Furthermore, a 2021 NRDC analysis revealed that a large portion of lifecycle CO2 emissions deriving from bioenergy actually occur offsite – away from the biomass power station – and are therefore uncapturable by the addition of CCS at the smokestack. These emissions – equal to approximately 60% of the stack emissions at the plant – come from logging the trees, converting them into wood pellets at manufacturing facilities and transporting them across the world. The analysis indicates that employing BECCS at a power station like Drax’s, while relying on the biomass supply chains that dominate the company’s fuel supplies today, is responsible for roughly 80% as much carbon as a coal plant per megawatt-hour, even after accounting for subsequent forest regrowth and on-site carbon capture at the power plant.

“There aren't any countries in the world presently using BECCS from biomass combustion at scale," says Elly Pepper, deputy director for NRDC. "Since it hasn't been proven at scale, no country can or should rely on it.

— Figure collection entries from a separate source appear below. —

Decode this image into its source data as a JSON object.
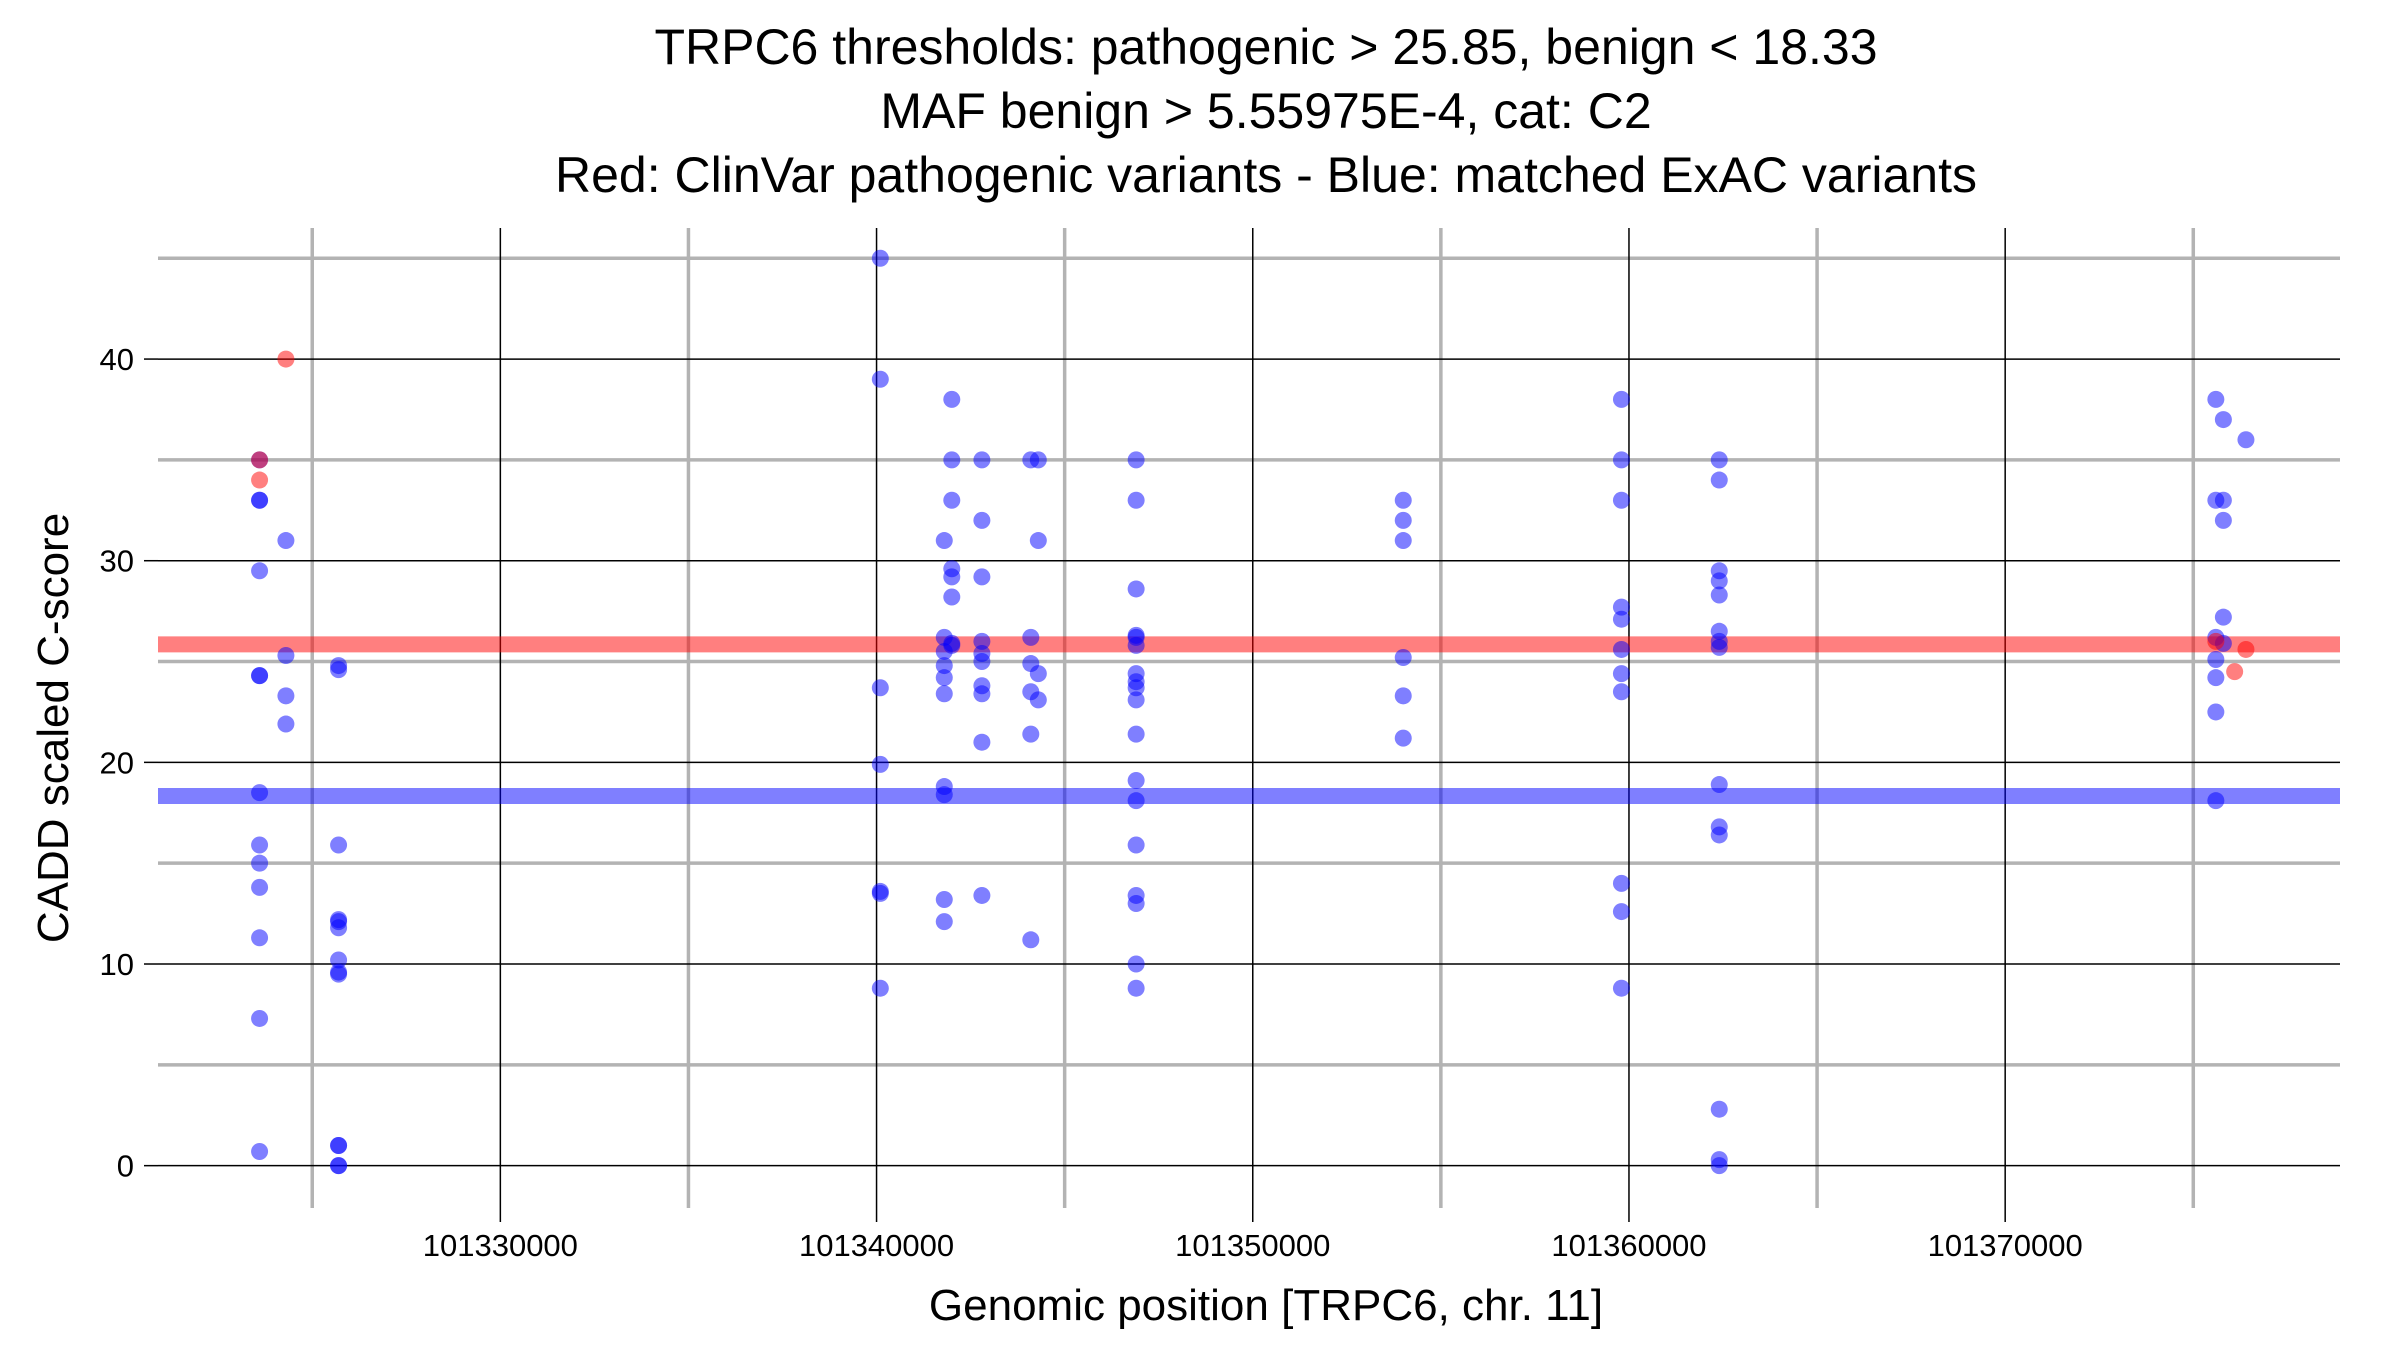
{
  "chart_data": {
    "type": "scatter",
    "title_lines": [
      "TRPC6 thresholds: pathogenic > 25.85, benign < 18.33",
      "MAF benign > 5.55975E-4, cat: C2",
      "Red: ClinVar pathogenic variants - Blue: matched ExAC variants"
    ],
    "xlabel": "Genomic position [TRPC6, chr. 11]",
    "ylabel": "CADD scaled C-score",
    "xlim": [
      101320900,
      101378900
    ],
    "ylim": [
      -2.1,
      46.5
    ],
    "x_major_ticks": [
      101330000,
      101340000,
      101350000,
      101360000,
      101370000
    ],
    "x_tick_labels": [
      "101330000",
      "101340000",
      "101350000",
      "101360000",
      "101370000"
    ],
    "x_minor_gridlines": [
      101325000,
      101335000,
      101345000,
      101355000,
      101365000,
      101375000
    ],
    "y_major_ticks": [
      0,
      10,
      20,
      30,
      40
    ],
    "y_tick_labels": [
      "0",
      "10",
      "20",
      "30",
      "40"
    ],
    "y_minor_gridlines": [
      5,
      15,
      25,
      35,
      45
    ],
    "grid": true,
    "thresholds": [
      {
        "name": "pathogenic",
        "value": 25.85,
        "color": "#ff0000"
      },
      {
        "name": "benign",
        "value": 18.33,
        "color": "#0000ff"
      }
    ],
    "series": [
      {
        "name": "ClinVar pathogenic variants",
        "color": "#ff0000",
        "points": [
          [
            101323600,
            35.0
          ],
          [
            101323600,
            34.0
          ],
          [
            101324300,
            40.0
          ],
          [
            101375600,
            26.0
          ],
          [
            101376100,
            24.5
          ],
          [
            101376400,
            25.6
          ]
        ]
      },
      {
        "name": "matched ExAC variants",
        "color": "#0000ff",
        "points": [
          [
            101323600,
            35.0
          ],
          [
            101323600,
            33.0
          ],
          [
            101323600,
            33.0
          ],
          [
            101323600,
            29.5
          ],
          [
            101323600,
            24.3
          ],
          [
            101323600,
            24.3
          ],
          [
            101323600,
            18.5
          ],
          [
            101323600,
            15.9
          ],
          [
            101323600,
            15.0
          ],
          [
            101323600,
            13.8
          ],
          [
            101323600,
            11.3
          ],
          [
            101323600,
            7.3
          ],
          [
            101323600,
            0.7
          ],
          [
            101324300,
            31.0
          ],
          [
            101324300,
            25.3
          ],
          [
            101324300,
            23.3
          ],
          [
            101324300,
            21.9
          ],
          [
            101325700,
            24.8
          ],
          [
            101325700,
            24.6
          ],
          [
            101325700,
            15.9
          ],
          [
            101325700,
            12.2
          ],
          [
            101325700,
            12.1
          ],
          [
            101325700,
            11.8
          ],
          [
            101325700,
            10.2
          ],
          [
            101325700,
            9.6
          ],
          [
            101325700,
            9.5
          ],
          [
            101325700,
            1.0
          ],
          [
            101325700,
            1.0
          ],
          [
            101325700,
            0.0
          ],
          [
            101325700,
            0.0
          ],
          [
            101340100,
            45.0
          ],
          [
            101340100,
            39.0
          ],
          [
            101340100,
            23.7
          ],
          [
            101340100,
            19.9
          ],
          [
            101340100,
            13.6
          ],
          [
            101340100,
            13.5
          ],
          [
            101340100,
            8.8
          ],
          [
            101341800,
            31.0
          ],
          [
            101341800,
            26.2
          ],
          [
            101341800,
            25.5
          ],
          [
            101341800,
            24.8
          ],
          [
            101341800,
            24.2
          ],
          [
            101341800,
            23.4
          ],
          [
            101341800,
            18.8
          ],
          [
            101341800,
            18.4
          ],
          [
            101341800,
            13.2
          ],
          [
            101341800,
            12.1
          ],
          [
            101342000,
            38.0
          ],
          [
            101342000,
            35.0
          ],
          [
            101342000,
            33.0
          ],
          [
            101342000,
            29.6
          ],
          [
            101342000,
            29.2
          ],
          [
            101342000,
            28.2
          ],
          [
            101342000,
            25.9
          ],
          [
            101342000,
            25.8
          ],
          [
            101342800,
            35.0
          ],
          [
            101342800,
            32.0
          ],
          [
            101342800,
            29.2
          ],
          [
            101342800,
            26.0
          ],
          [
            101342800,
            25.4
          ],
          [
            101342800,
            25.0
          ],
          [
            101342800,
            23.8
          ],
          [
            101342800,
            23.4
          ],
          [
            101342800,
            21.0
          ],
          [
            101342800,
            13.4
          ],
          [
            101344100,
            35.0
          ],
          [
            101344100,
            26.2
          ],
          [
            101344100,
            24.9
          ],
          [
            101344100,
            23.5
          ],
          [
            101344100,
            21.4
          ],
          [
            101344100,
            11.2
          ],
          [
            101344300,
            35.0
          ],
          [
            101344300,
            31.0
          ],
          [
            101344300,
            24.4
          ],
          [
            101344300,
            23.1
          ],
          [
            101346900,
            35.0
          ],
          [
            101346900,
            33.0
          ],
          [
            101346900,
            28.6
          ],
          [
            101346900,
            26.3
          ],
          [
            101346900,
            26.2
          ],
          [
            101346900,
            25.8
          ],
          [
            101346900,
            24.4
          ],
          [
            101346900,
            24.0
          ],
          [
            101346900,
            23.7
          ],
          [
            101346900,
            23.1
          ],
          [
            101346900,
            21.4
          ],
          [
            101346900,
            19.1
          ],
          [
            101346900,
            18.1
          ],
          [
            101346900,
            15.9
          ],
          [
            101346900,
            13.4
          ],
          [
            101346900,
            13.0
          ],
          [
            101346900,
            10.0
          ],
          [
            101346900,
            8.8
          ],
          [
            101354000,
            33.0
          ],
          [
            101354000,
            32.0
          ],
          [
            101354000,
            31.0
          ],
          [
            101354000,
            25.2
          ],
          [
            101354000,
            23.3
          ],
          [
            101354000,
            21.2
          ],
          [
            101359800,
            38.0
          ],
          [
            101359800,
            35.0
          ],
          [
            101359800,
            33.0
          ],
          [
            101359800,
            27.7
          ],
          [
            101359800,
            27.1
          ],
          [
            101359800,
            25.6
          ],
          [
            101359800,
            24.4
          ],
          [
            101359800,
            23.5
          ],
          [
            101359800,
            14.0
          ],
          [
            101359800,
            12.6
          ],
          [
            101359800,
            8.8
          ],
          [
            101362400,
            35.0
          ],
          [
            101362400,
            34.0
          ],
          [
            101362400,
            29.5
          ],
          [
            101362400,
            29.0
          ],
          [
            101362400,
            28.3
          ],
          [
            101362400,
            26.5
          ],
          [
            101362400,
            26.0
          ],
          [
            101362400,
            25.7
          ],
          [
            101362400,
            18.9
          ],
          [
            101362400,
            16.8
          ],
          [
            101362400,
            16.4
          ],
          [
            101362400,
            2.8
          ],
          [
            101362400,
            0.3
          ],
          [
            101362400,
            0.0
          ],
          [
            101375600,
            38.0
          ],
          [
            101375600,
            33.0
          ],
          [
            101375600,
            26.2
          ],
          [
            101375600,
            25.1
          ],
          [
            101375600,
            24.2
          ],
          [
            101375600,
            22.5
          ],
          [
            101375600,
            18.1
          ],
          [
            101375800,
            37.0
          ],
          [
            101375800,
            33.0
          ],
          [
            101375800,
            32.0
          ],
          [
            101375800,
            27.2
          ],
          [
            101375800,
            25.9
          ],
          [
            101376400,
            36.0
          ]
        ]
      }
    ]
  }
}
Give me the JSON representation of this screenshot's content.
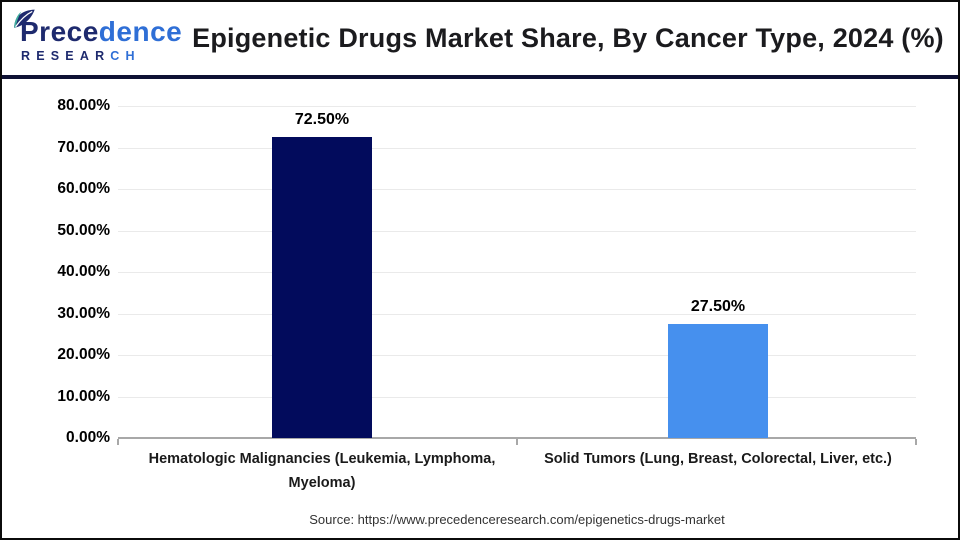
{
  "header": {
    "logo": {
      "name_dark": "Prece",
      "name_light": "dence",
      "sub_dark": "RESEAR",
      "sub_light": "CH"
    },
    "title": "Epigenetic Drugs Market Share, By Cancer Type, 2024 (%)"
  },
  "chart_data": {
    "type": "bar",
    "title": "Epigenetic Drugs Market Share, By Cancer Type, 2024 (%)",
    "categories": [
      "Hematologic Malignancies (Leukemia, Lymphoma, Myeloma)",
      "Solid Tumors (Lung, Breast, Colorectal, Liver, etc.)"
    ],
    "category_lines": [
      [
        "Hematologic Malignancies (Leukemia, Lymphoma,",
        "Myeloma)"
      ],
      [
        "Solid Tumors (Lung, Breast, Colorectal, Liver, etc.)"
      ]
    ],
    "values": [
      72.5,
      27.5
    ],
    "value_labels": [
      "72.50%",
      "27.50%"
    ],
    "bar_colors": [
      "#020b5c",
      "#4690ee"
    ],
    "ylim": [
      0,
      80
    ],
    "yticks": [
      0,
      10,
      20,
      30,
      40,
      50,
      60,
      70,
      80
    ],
    "ytick_labels": [
      "0.00%",
      "10.00%",
      "20.00%",
      "30.00%",
      "40.00%",
      "50.00%",
      "60.00%",
      "70.00%",
      "80.00%"
    ],
    "xlabel": "",
    "ylabel": "",
    "grid": "horizontal",
    "legend": "none"
  },
  "footer": {
    "source": "Source: https://www.precedenceresearch.com/epigenetics-drugs-market"
  },
  "colors": {
    "header_rule": "#0e1134",
    "logo_navy": "#1e2a6e",
    "logo_blue": "#2f6fd6",
    "leaf_teal": "#3fae9e",
    "axis_gray": "#a8a8a8",
    "grid_gray": "#eaeaea"
  }
}
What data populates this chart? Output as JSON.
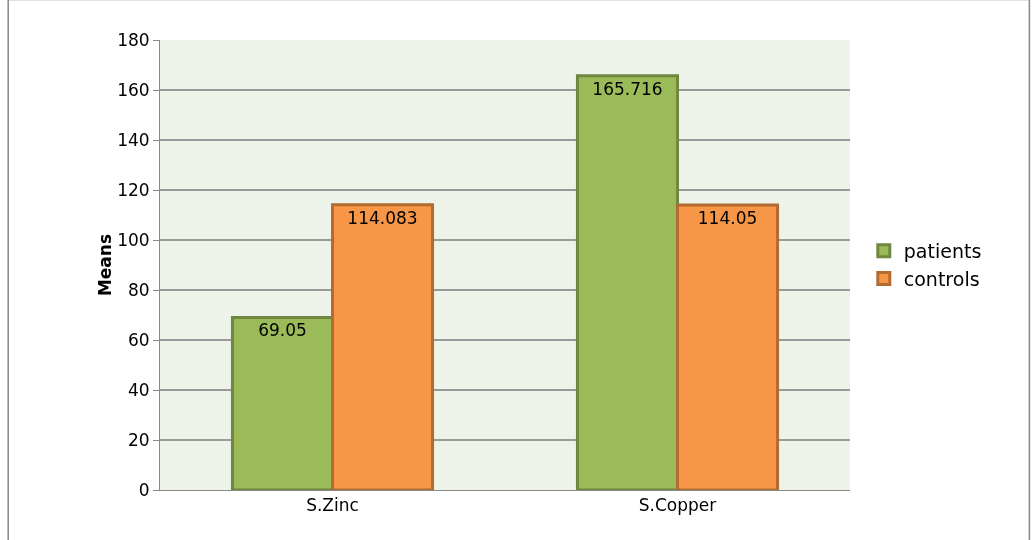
{
  "chart_data": {
    "type": "bar",
    "ylabel": "Means",
    "categories": [
      "S.Zinc",
      "S.Copper"
    ],
    "series": [
      {
        "name": "patients",
        "color": "#9bbb59",
        "values": [
          69.05,
          165.716
        ]
      },
      {
        "name": "controls",
        "color": "#f79646",
        "values": [
          114.083,
          114.05
        ]
      }
    ],
    "ylim": [
      0,
      180
    ],
    "yticks": [
      0,
      20,
      40,
      60,
      80,
      100,
      120,
      140,
      160,
      180
    ],
    "grid": "y",
    "legend": "right",
    "data_labels": true
  }
}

Very few countries have captured carbon from mixed waste combustion – which would be classified as partial BECCS – except on a very small, really experimental scale,” she adds.

“I think both bioenergy and CCS are plays of operators to keep coal plants running a bit longer,” says de Pous. “Neither are scalable solutions.”

As with most debates surrounding potential climate solutions today, the arguments around BECCS can quickly devolve into research paper tit-for-tats between advocates and detractors – with the veracity of the findings often difficult to discern. However, for what it is worth, one of the most reputable analyses of the issue sees merit in both camps. The 2019 analysis from Imperial’s Grantham Institute concludes that BECCS could be a useful tool in the net-zero transition but should be deployed on a relatively small scale and only in areas where it has already proven to be beneficial – primarily for biofuels rather than power production.

“It is not a silver bullet; it is one arrow in your quiver,” says Köberle, a co-author of the report. “CCS isn’t scaling fast enough to support these 10–15Gt per year sequestration scenarios, so the limited capacity you do have should be saved for bioliquids rather than bioelectricity.”

He points out that electricity has many cheap, carbon-free alternatives such as wind and solar power; whereas biofuels have few, particularly for aviation and freight transport. To that end, second generation “drop-in” biofuels can be synthesised by breaking down the molecules in biomass and reassembling them to imitate fuels used in engines.

“Maybe having 100 or so BECCS power plants globally is not a problem – to provide some baseload power – but the feedstock has got to be sustainably sourced agricultural or forestry residues," adds Köberle. “There is a value in BECCS, but how it is done is extremely important – and the Enviva/Drax example shows exactly how not to do it.”